Arslanhane Camiinin duvarlarında, minaresinin dibinde işlenmiş Bizans dönemine ait pek çok mermer mimari parça, Türkocağı binası yapılırken temelinde kalıntılar bulunmuştur.

İstasyon civarındaki temel kazıları sırasında Erken Bİzans Çağına ait Bizans mezarları bulunmuştur. Pek çok da mezar odası ortaya çıkmıştır.

Bugün Anafartalar Caddesi ile Çıkrıkçılar Yokuşu arasında, Eski Adliye Binası’nın arkasında, bugün küçük bir bölümü kalmış olan Aziz Clemens adına yaptırılmış Clemens Kilisesi, Ankara’daki tek Bizans yapısı olarak görünmektedir. Kapalı haç plan tipinde olan kilisenin dört kolu, birbirine eşit haç biçiminde ana mekanı vardır. Kilisenin yerine daha sonra Turasan Bey’in yeğeni, Yeğen Bey tarafından Camii ve Medresesi’nin yapıldığı, 1917 yılındaki çıkan büyük yangında bu iki eserin tamamen yıkıldığı bilinmektedir.
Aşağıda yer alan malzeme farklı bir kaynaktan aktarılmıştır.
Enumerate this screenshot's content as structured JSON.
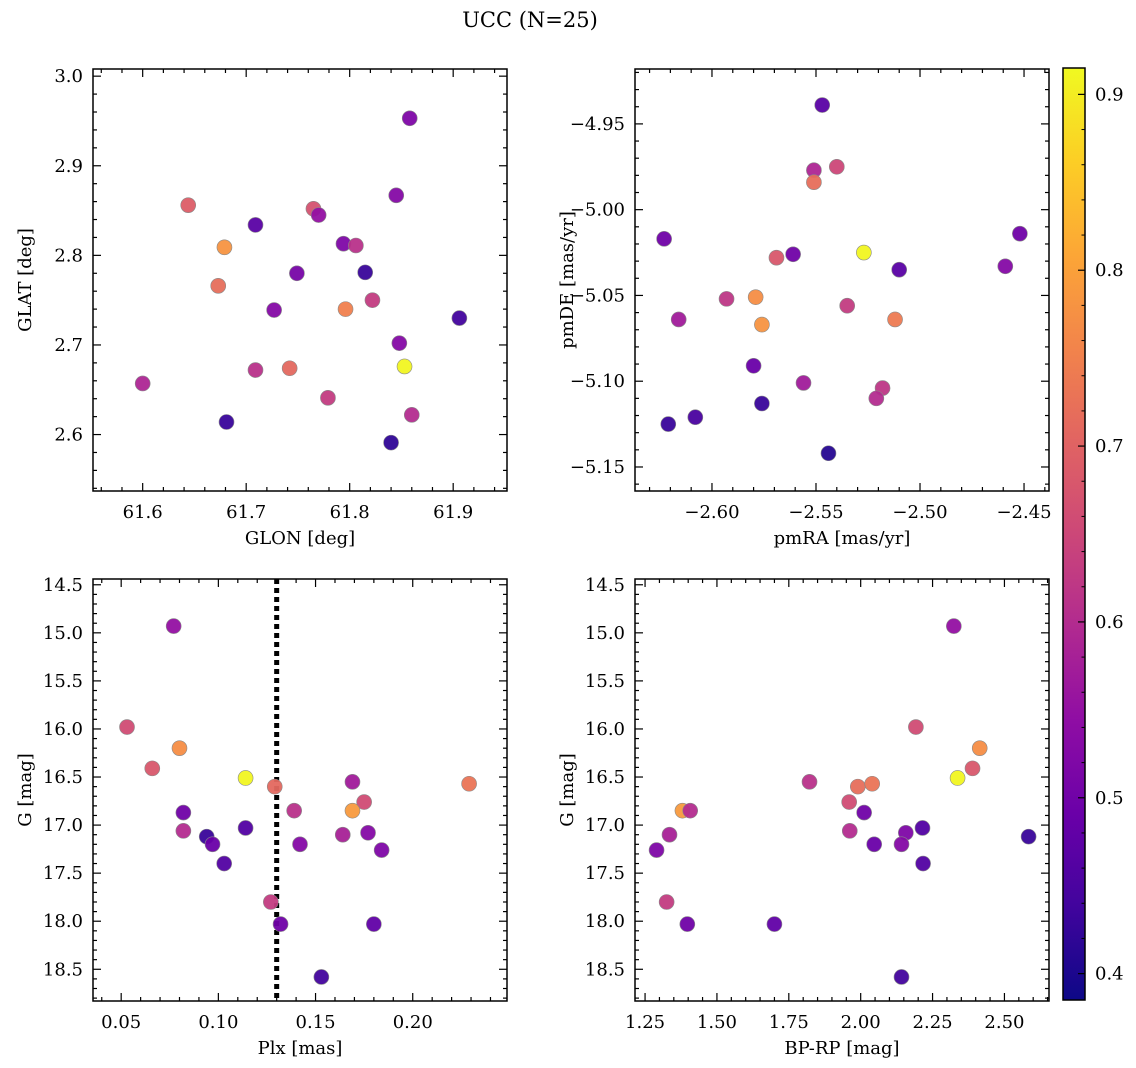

Devlet Demiryolları işletme Genel Müdürlüğü İnşaatı sırasında, Mahmut Akok ve Necdet Peçe tarafından 1939 yılında yapılan İstasyon Kazısı’nda ortaya çıkan iki Erken Bİzans (M.S. 3. veya 4. yüzyıl) Çağı mezarından biri Roma Hamamına taşınarak, restorasyonu yapılıp yeni yerine yerleştirilmiştir. İstasyonun birkaç yüz metre doğusunda bulunan çakıltaşları kazıldığında, yine birkaç Hristiyan mezarına rastlanmış, burada bulunan küçük eserler müzeye taşınmıştır. Yine burada 4. yüzyıla ait bodrum katı sağlam olarak ortaya çıkarılan küçük bir kilise bulunmuştur.

Günümüzde Altındağ İlçesindeki “Hıdırlık Tepesi” diye anılan yere “Timurlenk Tepesi” de denmektedir. Muhtemelen o tepede eski bir manastır vardı. Maalesef tepenin etekleri gecekonduyla doludur.